Because their self is not integrated, they cannot form integrated relationships with others, and thus their love relationships become hollow. Their world consists of lifeless objects; even the things they say they love become meaningless in a painfully empty way. Emptiness is not a depressive position nor a depression itself. Emptiness may trigger a depression, but emptiness is not its product. Experiencing emptiness is related to the inability to reach the depressive position. Emptiness is also not a melancholic state. Loneliness, on the other hand, is closer to depression. Emptiness, by its nature, content, and developmental roots, differs from both loneliness and depression. In loneliness, there is longing for an inaccessible internal object—along with guilt and the superego attacking the self. In emptiness, there is numbness, the inability to feel. Therefore, aside from the described pain and distress, there is no guilt.
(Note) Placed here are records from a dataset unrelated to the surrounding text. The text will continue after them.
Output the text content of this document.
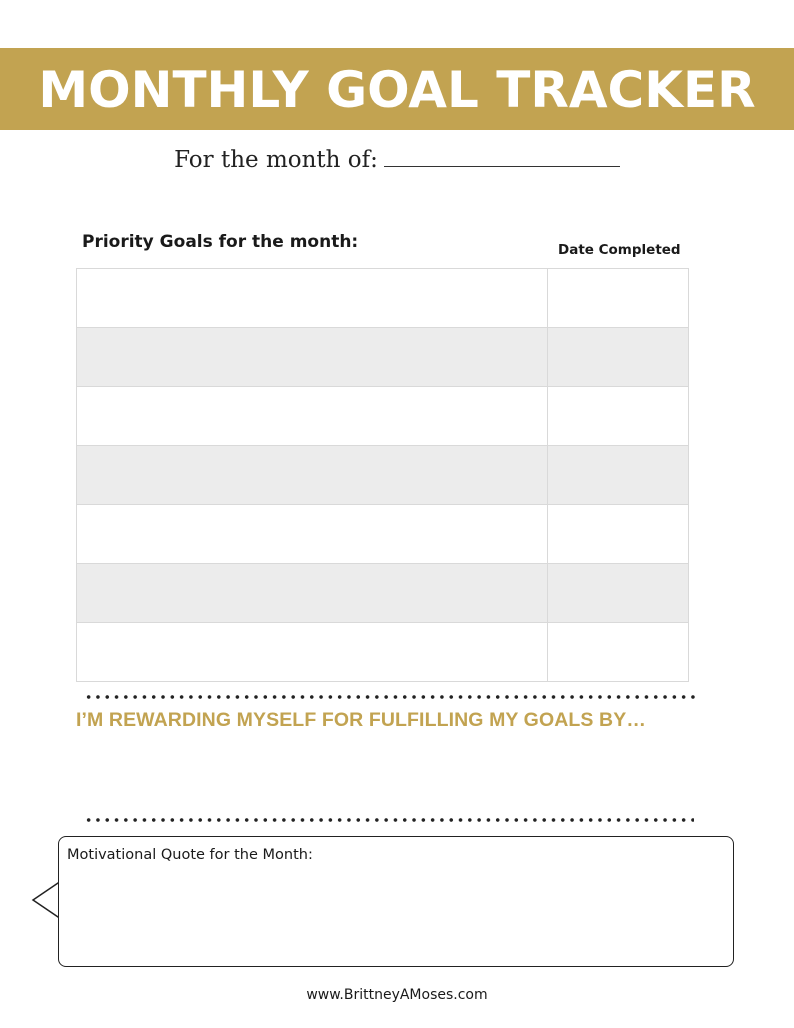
MONTHLY GOAL TRACKER
For the month of:
Priority Goals for the month:	Date Completed
I’M REWARDING MYSELF FOR FULFILLING MY GOALS BY…
Motivational Quote for the Month:
www.BrittneyAMoses.com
The sense of emptiness is like an “inner and reverse current”—felt inside yet externalized, with an unfelt origin whose echoes are experienced through pain and restlessness. Emptiness resembles a schizoid state, a semi-autistic structure. Like a patient who constantly speaks of emptiness, tries to describe their pain, yet smokes so much “weed” that they feel autistic—or “weed-istic.”
References
Kernberg, Otto (1975). Borderline Conditions and Pathological Narcissism.